Zack and Miri Make A Porno

This review has been ‘repurposed’ from my other site, theOneliner.com

After swearing blind he was done with all of this Silent Bob type New Jersey stuff, it was almost a disappointment to see Kevin Smith go back there for Clerks II after the unwarranted negative reaction to Jersey Girl. More disappointing, really, was that Clerks II wasn’t particularly great. I suppose that’s reflected in the marketing for Zack & Miri, as if you weren’t paying attention you may have missed the fleeting references to Smith as writer/director of this film, which would perhaps previously have been the main draw.

Zack (Seth Rogen) and Miriam (Elizabeth Banks) are platonic housemates, although their low paid jobs result in a constant struggle to stay on top of their bills. On the verge of being evicted, the pair hatch a desperate scheme, the details of which you’ve probably gathered from the title.

They go about assembling a cast and crew from the various slackers and misfits that surround them, player largely by the slackers and misfits that surround Kevin Smith. Hello, Jason Mewes and Jeff Anderson! Good to see you. Take a seat next to the excellent bit part cameos from Brandon Routh and Justin Long. Actually, that sounds unduly dismissive, as the newly not doped up to the eyeballs Mewes plays his part well and Jeff Anderson’s line of crisp, snarky delivery really ought to have been seen more than it has.

For the most part however, it’s the Elizabeth Banks and Seth Rogen show, and probably more Rogen than Banks.
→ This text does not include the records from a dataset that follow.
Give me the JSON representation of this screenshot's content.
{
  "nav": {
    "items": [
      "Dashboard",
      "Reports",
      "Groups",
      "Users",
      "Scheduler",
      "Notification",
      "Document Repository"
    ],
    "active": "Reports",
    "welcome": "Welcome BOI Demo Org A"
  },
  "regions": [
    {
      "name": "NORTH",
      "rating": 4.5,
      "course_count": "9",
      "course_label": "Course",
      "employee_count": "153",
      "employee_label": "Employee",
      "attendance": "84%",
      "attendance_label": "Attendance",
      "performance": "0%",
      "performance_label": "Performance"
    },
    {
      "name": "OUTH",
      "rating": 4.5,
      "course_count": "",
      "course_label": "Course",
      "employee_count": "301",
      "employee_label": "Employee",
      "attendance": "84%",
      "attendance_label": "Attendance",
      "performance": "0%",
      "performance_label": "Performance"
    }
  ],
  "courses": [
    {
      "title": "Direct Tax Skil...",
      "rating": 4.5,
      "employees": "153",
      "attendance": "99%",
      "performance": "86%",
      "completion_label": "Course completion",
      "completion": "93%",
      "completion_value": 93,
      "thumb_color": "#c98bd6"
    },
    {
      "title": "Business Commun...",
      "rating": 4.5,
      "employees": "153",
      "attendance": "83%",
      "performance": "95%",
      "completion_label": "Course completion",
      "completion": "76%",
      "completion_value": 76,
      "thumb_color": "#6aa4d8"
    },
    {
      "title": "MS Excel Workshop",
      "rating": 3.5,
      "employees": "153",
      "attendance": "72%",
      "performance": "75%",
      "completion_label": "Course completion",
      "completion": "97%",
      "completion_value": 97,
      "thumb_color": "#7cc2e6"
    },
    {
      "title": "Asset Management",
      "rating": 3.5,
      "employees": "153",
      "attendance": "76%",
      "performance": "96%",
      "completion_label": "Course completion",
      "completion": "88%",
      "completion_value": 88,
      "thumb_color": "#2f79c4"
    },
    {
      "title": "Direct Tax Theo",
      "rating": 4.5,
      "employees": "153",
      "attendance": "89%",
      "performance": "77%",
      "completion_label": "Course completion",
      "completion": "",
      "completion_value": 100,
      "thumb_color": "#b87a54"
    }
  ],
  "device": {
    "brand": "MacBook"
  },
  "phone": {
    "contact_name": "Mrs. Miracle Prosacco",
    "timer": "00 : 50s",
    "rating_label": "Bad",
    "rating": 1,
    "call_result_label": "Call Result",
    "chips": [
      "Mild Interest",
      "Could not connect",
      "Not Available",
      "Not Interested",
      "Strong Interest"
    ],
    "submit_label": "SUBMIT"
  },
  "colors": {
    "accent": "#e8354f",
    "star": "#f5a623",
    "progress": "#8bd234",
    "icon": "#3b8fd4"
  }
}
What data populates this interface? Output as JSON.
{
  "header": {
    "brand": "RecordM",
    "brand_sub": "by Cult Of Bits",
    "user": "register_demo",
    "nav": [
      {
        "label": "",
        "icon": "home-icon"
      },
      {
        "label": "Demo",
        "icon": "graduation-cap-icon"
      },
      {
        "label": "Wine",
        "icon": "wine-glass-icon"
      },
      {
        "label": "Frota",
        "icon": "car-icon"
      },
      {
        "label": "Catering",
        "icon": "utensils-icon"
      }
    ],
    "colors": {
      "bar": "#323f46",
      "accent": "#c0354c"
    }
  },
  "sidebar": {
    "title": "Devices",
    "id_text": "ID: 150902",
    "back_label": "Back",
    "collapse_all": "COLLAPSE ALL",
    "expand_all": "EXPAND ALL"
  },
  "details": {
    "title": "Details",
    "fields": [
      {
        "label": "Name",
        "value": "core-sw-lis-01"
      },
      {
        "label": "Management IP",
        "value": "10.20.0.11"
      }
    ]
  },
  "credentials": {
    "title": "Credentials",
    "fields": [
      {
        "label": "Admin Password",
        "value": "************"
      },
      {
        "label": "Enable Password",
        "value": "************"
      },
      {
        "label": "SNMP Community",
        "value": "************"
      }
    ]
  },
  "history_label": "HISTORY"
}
Rogen seems to have taken up this year’s Colin Farrell / Brian Cox memorial Appearing In Every Other Film Award. Let’s get this out of the way first – he’s very funny in Zack & Miri. It is, however, the least comfortable I’ve seen him with any script, inasmuch as in every other film I can think of it seems like he’s been writing his own parts and it often seems as though as if he’s adlibbing much of the script. He never seems quite as naturalistic with Smith’s words in his mouth. Which brings us neatly to the other traditional sticking point in Kevin Smith films.

I’ve been, if not an avid fan, at least an interested observer of Smith’s work since first seeing Clerks many moons ago, but one thing that he’s always struggled with is writing dialogue that doesn’t sound as though it would rather have remained on the page of the script, thanks, rather than have the inconvenience of going though an actor’s windpipe. Look at Clerks in particular, featuring as it does some of the most erudite and lucid minimum wage counter-monkeys that the world has ever seen. Sure, sure, it’s just a film and suspension of disbelief and all, but the mundanity of the settings often contrast too starkly with the purple prose honking out of the speakers at you. He has, however, improved over the years, and Zack & Miri manages to find a happy middle ground between the amusing but inanely foulmouthed Jay & Silent Bob Strike Back and the droller relationship based wit of Chasing Amy.

This may perhaps be why Rogen is only about 90% convincing here, very occasionally seeming a shade restrained compared to the balls-out turns in the likes of Pineapple Express. Fault of the actor, director or writer? Let’s share the blame equally, although that would then make Smith two thirds responsible. At any rate, all of this is the dumb nitpicking of someone with column inches to fill rather than anything of any importance at all, Zack & Miri is a damnably funny film and that’s the only real consideration I’ve got in this review.

As I hope you’d gather from the general plot, it’s hardly highbrow stuff. What it does manage to do, however, is mix the dumb as a post tits and ass and swearing hooting fratboy stuff with a real emotional heart and characters that it’s possible to connect with, in ways that so rarely work outside of, well, the recent Judd Aptow / Seth Rogen stuff. The dynamic between Banks and Rogen always seems believable and there’s not a weak link in the supporting cast, with particular props to Craig Robinson.

That, at the end of the day, is just about all that’s important. It’s a very funny comedy. Watch it with your eyes. Your cursed, stinking eyes.